I stare at the small, yellow post-it affixed to the bottom of my office computer monitor. An axiom occurred to me in an insightful moment several years ago, fueled by fortitude and stimulated by caffeine. Seized by epiphany, I wrote a reminder to myself: there are no shortcuts, only efficiencies.
These are words I live by. From exercising, to saving money, to managing a law firm or a caseload, I understand that there is no getting around the hard work that worthy goals entail. Seeing it in writing every workday reminds me that a structured, systematic approach to life makes it more productive and fulfilling.

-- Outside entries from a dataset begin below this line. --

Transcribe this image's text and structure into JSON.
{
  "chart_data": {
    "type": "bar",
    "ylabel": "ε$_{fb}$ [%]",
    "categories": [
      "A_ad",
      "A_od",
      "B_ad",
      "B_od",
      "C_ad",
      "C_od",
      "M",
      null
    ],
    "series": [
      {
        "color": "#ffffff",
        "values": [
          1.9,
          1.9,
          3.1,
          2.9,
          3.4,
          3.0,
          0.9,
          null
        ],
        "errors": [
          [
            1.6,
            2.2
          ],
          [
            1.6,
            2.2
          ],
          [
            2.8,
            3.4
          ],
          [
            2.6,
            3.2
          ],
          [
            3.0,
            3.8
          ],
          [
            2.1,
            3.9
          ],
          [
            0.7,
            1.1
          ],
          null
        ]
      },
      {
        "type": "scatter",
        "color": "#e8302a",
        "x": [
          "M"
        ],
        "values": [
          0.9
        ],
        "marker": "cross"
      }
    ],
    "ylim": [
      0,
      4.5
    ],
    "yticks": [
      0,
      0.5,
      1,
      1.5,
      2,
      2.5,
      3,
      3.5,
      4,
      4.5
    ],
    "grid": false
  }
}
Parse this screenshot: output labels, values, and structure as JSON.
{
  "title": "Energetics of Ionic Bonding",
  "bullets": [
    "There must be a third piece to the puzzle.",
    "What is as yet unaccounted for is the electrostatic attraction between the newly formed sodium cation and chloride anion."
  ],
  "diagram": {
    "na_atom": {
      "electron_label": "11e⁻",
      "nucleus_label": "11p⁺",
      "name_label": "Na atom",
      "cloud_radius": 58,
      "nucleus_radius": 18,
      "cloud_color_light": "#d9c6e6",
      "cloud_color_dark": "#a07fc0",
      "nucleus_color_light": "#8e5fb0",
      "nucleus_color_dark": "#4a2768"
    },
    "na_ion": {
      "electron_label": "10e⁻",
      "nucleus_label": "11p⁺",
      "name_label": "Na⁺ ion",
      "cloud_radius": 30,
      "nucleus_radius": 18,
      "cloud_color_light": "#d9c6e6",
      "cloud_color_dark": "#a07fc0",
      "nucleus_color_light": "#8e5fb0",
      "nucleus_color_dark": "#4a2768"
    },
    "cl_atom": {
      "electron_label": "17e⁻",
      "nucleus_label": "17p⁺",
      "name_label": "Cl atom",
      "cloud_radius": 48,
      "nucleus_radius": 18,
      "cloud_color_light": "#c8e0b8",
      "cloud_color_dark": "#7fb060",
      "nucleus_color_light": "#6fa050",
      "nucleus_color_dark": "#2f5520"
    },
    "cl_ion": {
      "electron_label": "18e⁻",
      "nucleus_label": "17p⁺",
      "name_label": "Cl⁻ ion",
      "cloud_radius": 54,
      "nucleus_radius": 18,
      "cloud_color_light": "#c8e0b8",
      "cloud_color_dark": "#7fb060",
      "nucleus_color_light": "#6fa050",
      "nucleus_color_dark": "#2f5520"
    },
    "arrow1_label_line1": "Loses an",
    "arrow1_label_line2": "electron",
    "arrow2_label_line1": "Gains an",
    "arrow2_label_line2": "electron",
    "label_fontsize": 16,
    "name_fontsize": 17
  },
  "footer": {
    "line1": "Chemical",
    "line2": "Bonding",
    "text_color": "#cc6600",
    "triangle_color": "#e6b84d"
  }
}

I ponder what other rules influence me. I consider, and cast aside, aphorisms about living in the moment, seeking peace within my soul, holding on by letting go, and radiating love so powerfully that it reflects back. I am smitten with the sentiments contained in those sayings – to a point. But I prefer no-nonsense, concrete directives that are practical, not spiritual. I am grounded, which is to say that I wear sensible shoes while walking around instead of frolicking barefoot in a park. But I have several beliefs that guide me, and I hear their insistent whispers frequently.
For the perfectionist in me, I prompt myself: don’t let perfect be the enemy of good. I am relentless about achieving objectives, but I often cut myself some slack. Just the other day, I eschewed a fancy-recipe side dish for a potluck and, instead, threw together a simple green salad. Unless I have a very concrete, upcoming exercise goal, I substitute an easy exercise day for what I had planned -- if it feels right. I regularly eye the morning’s work to-do list with dissatisfaction at day’s end – and recognize that the real world has elbowed the optimal one out of the way.
Finish what you begin was a phrase I often heard from my mother when I was a young girl. Cleaning my room, finishing an art creation, or completing a sewing project – these tasks were easy to slip away from, like a disinterested attendee at an uninspiring lecture, when the lure of a book or a trip to the riding stable presented a more attractive alternative. But as I matured and sprang away from parental oversight, I realized that, for me, if I do not set a deadline, it will not get done. From writing legal briefs, to mapping out a half marathon training schedule, to cleaning the garage, to making doctor’s appointments, life is easier when there is a known endpoint. Setting deadlines for goals is a mantra that is central to my personality.
When it seems impossible to start a project, I try to understand why delay is so attractive, using a simulated and psychological cost-benefit analysis. I am aware that procrastination serves an emotional purpose, but you pay a hefty price for it. I look for the blockade that hinders the inception. Confronting what is getting in the way of what I want to get done requires real soul-searching – but it is always worth investigating. What usually tips the balance in favor of beginning a difficult task is considering how I will feel when it is done and comparing it to how I will feel if I bow out.
But life has unrelenting hardships, as well as tasks that are just disagreeable. At those junctures, there are no forks in the road to consider, but a single, arduous path forward. Retreat is not possible for reasons of circumstance or reality. For these expeditions, I fall back on a heartfelt cliché: if you must walk through broken glass in bare feet, make sure it is in a straight line. Adversity is best faced with eyes wide open, jaws firmly clenched. The most direct route, straight as a razor’s edge, gets you through in the least amount of time.
Come to think of it, this is where I started when I glimpsed that yellow, and yellowed, post-it on my computer. Begin something difficult today, not tomorrow. Keep plowing forward, even when your steps shorten or falter. Finishing what you begin in the least amount of time is its own reward.
And if you fall short, you can fashion a meaningful justification for it and post it someplace obvious: my self-worth is based on more than what I achieve.